Le vote ethnique a joué un grand role dans ces élections présidentielles. En effet, en considérant l’appartenance des deux leaders arrivés en tête, les proportions dans la composition ethnique de la population guinéenne sont à peu près respectées.
En l’absence de données crédibles, si on considère celles fournies par le site de la CIA, Cellou Dalein Diallo, arrivé premier, appartient au groupe ethnique peulh qui rassemble 40 pour cent de la population, alors que le prof. Alpha Condé, arrivé en deuxième position, est issu de l’ethnie malinké, le deuxième groupe plus nombreux de la population.
Avec à peine un peu plus de 20 pour cent, il n’a peut-etre pas fait le plein de l’électorat de son ethnie, qui est de 30 pour cent de la population, parce qu’il y avait plus d’un candidat qui en sont originaires. En outre étant un des plus anciens opposants au régime dictatorial de l’ancien président Conté, sa candidature soulève des rejets chez nombreuses personnes au sein même de son ethnie même. Sur le plan idéologique, il est jugé extrémiste et partisan de la manière forte lorsqu’il n’arrive pas à convaincre avec les arguments. Ce qui a joué en sa défaveur.
Même le candidat de l’UFDG, M. Cellou Dalein Diallo, n’a pas fait entièrement le plein de « son » électorat ethnique. Dans son cas la différence devrait être due, en plus de la présence d’autres candidats de son ethnie, qui n’ont obtenu que des miettes, au fait que le candidat de l’UFR, M. Sidya Touré, ait enregistré le score exceptionnel de 15,5 pour cent, qui va bien au-delà de l’importance démographique de son ethnie d’origine, les djakankés. Dans la culture guinéenne et ouest-africaine, en général, cette ethnie et les Peulhs se considèrent comme cousins et sont assez proches et nourrissent une amitié qui remonte à plusieurs siècles. Naturellement, les 15,5 pour cent qu’il a enregistrés ne s’expliquent pas entièrement par le report sur son nom d’une partie de l’électorat peulh, mais les souvenirs d’un approvisionnement plus régulier de la ville de Conakry en électricité accompagnée d’une amélioration des performances économiques du pays pendant la période qu’il a été Premier ministre.
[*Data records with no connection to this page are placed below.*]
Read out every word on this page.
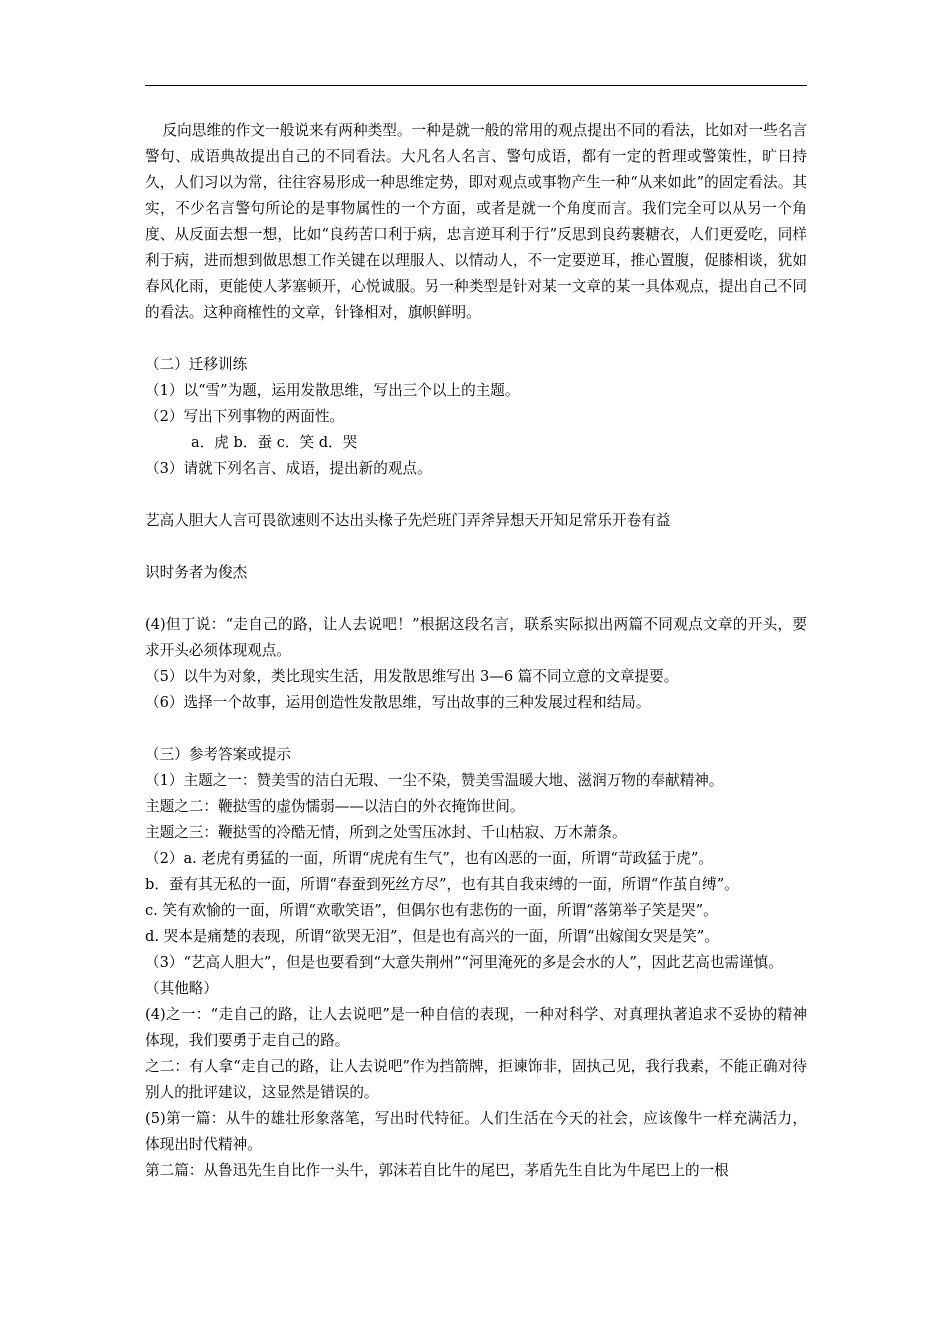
反向思维的作文一般说来有两种类型。一种是就一般的常用的观点提出不同的看法，比如对一些名言警句、成语典故提出自己的不同看法。大凡名人名言、警句成语，都有一定的哲理或警策性，旷日持久，人们习以为常，往往容易形成一种思维定势，即对观点或事物产生一种“从来如此”的固定看法。其实，不少名言警句所论的是事物属性的一个方面，或者是就一个角度而言。我们完全可以从另一个角度、从反面去想一想，比如“良药苦口利于病，忠言逆耳利于行”反思到良药裹糖衣，人们更爱吃，同样利于病，进而想到做思想工作关键在以理服人、以情动人，不一定要逆耳，推心置腹，促膝相谈，犹如春风化雨，更能使人茅塞顿开，心悦诚服。另一种类型是针对某一文章的某一具体观点，提出自己不同的看法。这种商榷性的文章，针锋相对，旗帜鲜明。

（二）迁移训练

（1）以“雪”为题，运用发散思维，写出三个以上的主题。

（2）写出下列事物的两面性。

a．虎 b．蚕 c．笑 d．哭

（3）请就下列名言、成语，提出新的观点。

艺高人胆大人言可畏欲速则不达出头椽子先烂班门弄斧异想天开知足常乐开卷有益

识时务者为俊杰

(4)但丁说：“走自己的路，让人去说吧！”根据这段名言，联系实际拟出两篇不同观点文章的开头，要求开头必须体现观点。

（5）以牛为对象，类比现实生活，用发散思维写出 3—6 篇不同立意的文章提要。

（6）选择一个故事，运用创造性发散思维，写出故事的三种发展过程和结局。

（三）参考答案或提示

（1）主题之一：赞美雪的洁白无瑕、一尘不染，赞美雪温暖大地、滋润万物的奉献精神。

主题之二：鞭挞雪的虚伪懦弱——以洁白的外衣掩饰世间。

主题之三：鞭挞雪的冷酷无情，所到之处雪压冰封、千山枯寂、万木萧条。

（2）a. 老虎有勇猛的一面，所谓“虎虎有生气”，也有凶恶的一面，所谓“苛政猛于虎”。

b．蚕有其无私的一面，所谓“春蚕到死丝方尽”，也有其自我束缚的一面，所谓“作茧自缚”。

c. 笑有欢愉的一面，所谓“欢歌笑语”，但偶尔也有悲伤的一面，所谓“落第举子笑是哭”。

d. 哭本是痛楚的表现，所谓“欲哭无泪”，但是也有高兴的一面，所谓“出嫁闺女哭是笑”。

（3）“艺高人胆大”，但是也要看到“大意失荆州”“河里淹死的多是会水的人”，因此艺高也需谨慎。

（其他略）

(4)之一：“走自己的路，让人去说吧”是一种自信的表现，一种对科学、对真理执著追求不妥协的精神体现，我们要勇于走自己的路。

之二：有人拿“走自己的路，让人去说吧”作为挡箭牌，拒谏饰非，固执己见，我行我素，不能正确对待别人的批评建议，这显然是错误的。

(5)第一篇：从牛的雄壮形象落笔，写出时代特征。人们生活在今天的社会，应该像牛一样充满活力，体现出时代精神。

第二篇：从鲁迅先生自比作一头牛，郭沫若自比牛的尾巴，茅盾先生自比为牛尾巴上的一根
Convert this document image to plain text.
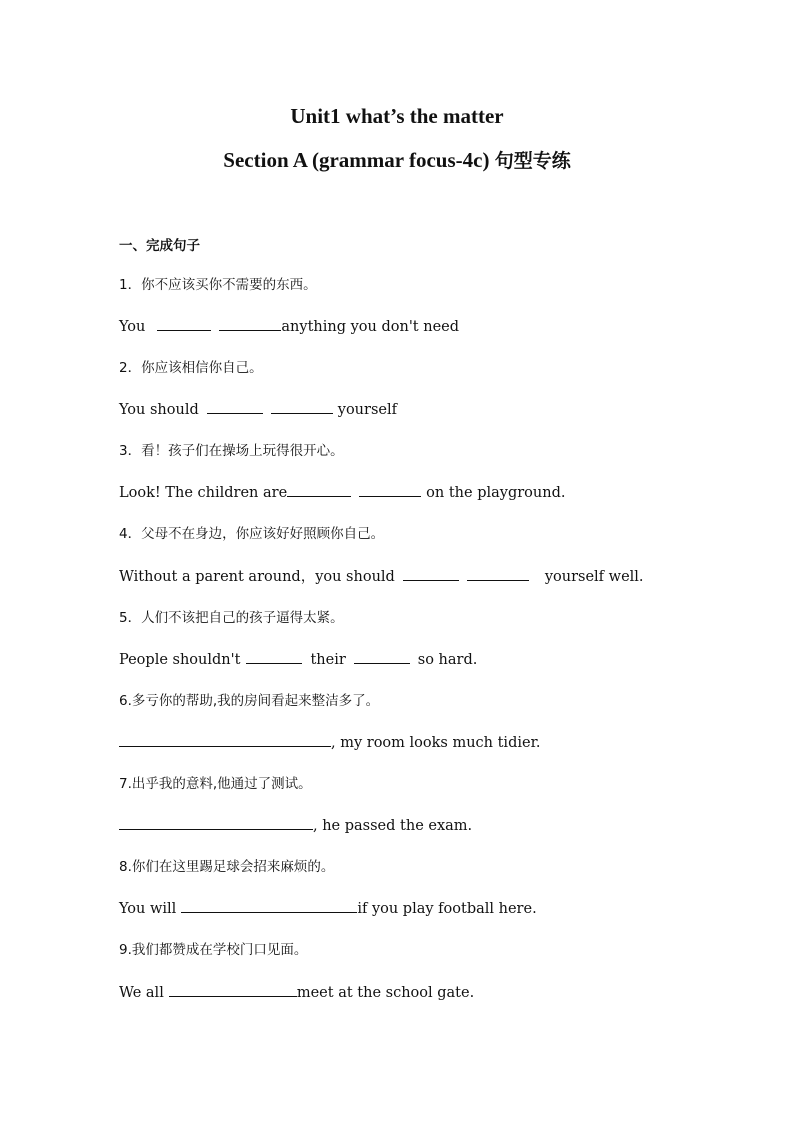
Unit1 what’s the matter
Section A (grammar focus-4c) 句型专练
一、完成句子
1．你不应该买你不需要的东西。
You	anything you don't need
2．你应该相信你自己。
You should	yourself
3．看！孩子们在操场上玩得很开心。
Look! The children are	on the playground.
4．父母不在身边，你应该好好照顾你自己。
Without a parent around，you should	yourself well.
5．人们不该把自己的孩子逼得太紧。
People shouldn't	their	so hard.
6.多亏你的帮助,我的房间看起来整洁多了。
, my room looks much tidier.
7.出乎我的意料,他通过了测试。
, he passed the exam.
8.你们在这里踢足球会招来麻烦的。
You will	if you play football here.
9.我们都赞成在学校门口见面。
We all	meet at the school gate.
Ces résultats devraient indiquer aussi que les irrégularités qui ont été dénoncées, plus par les leaders des principaux partis que par les observateurs internationaux, n’ont pas eu une réelle influence dans l’ensemble des résultats.
Espérons maintenant que M. Diallo et Condé sauront tenir le langage de la non-violence, du respect du choix de chacun et se rappèleront que des propos inconsidérés de leur part peuvent avoir des conséquences qui pourront conduire le pays à la guerre civile. Ils doivent savoir se respecter et prôner la tolérance. La crainte ne vient pas de ce que le peuple pourrait faire, mais de leur capacité à respecter le choix populaire.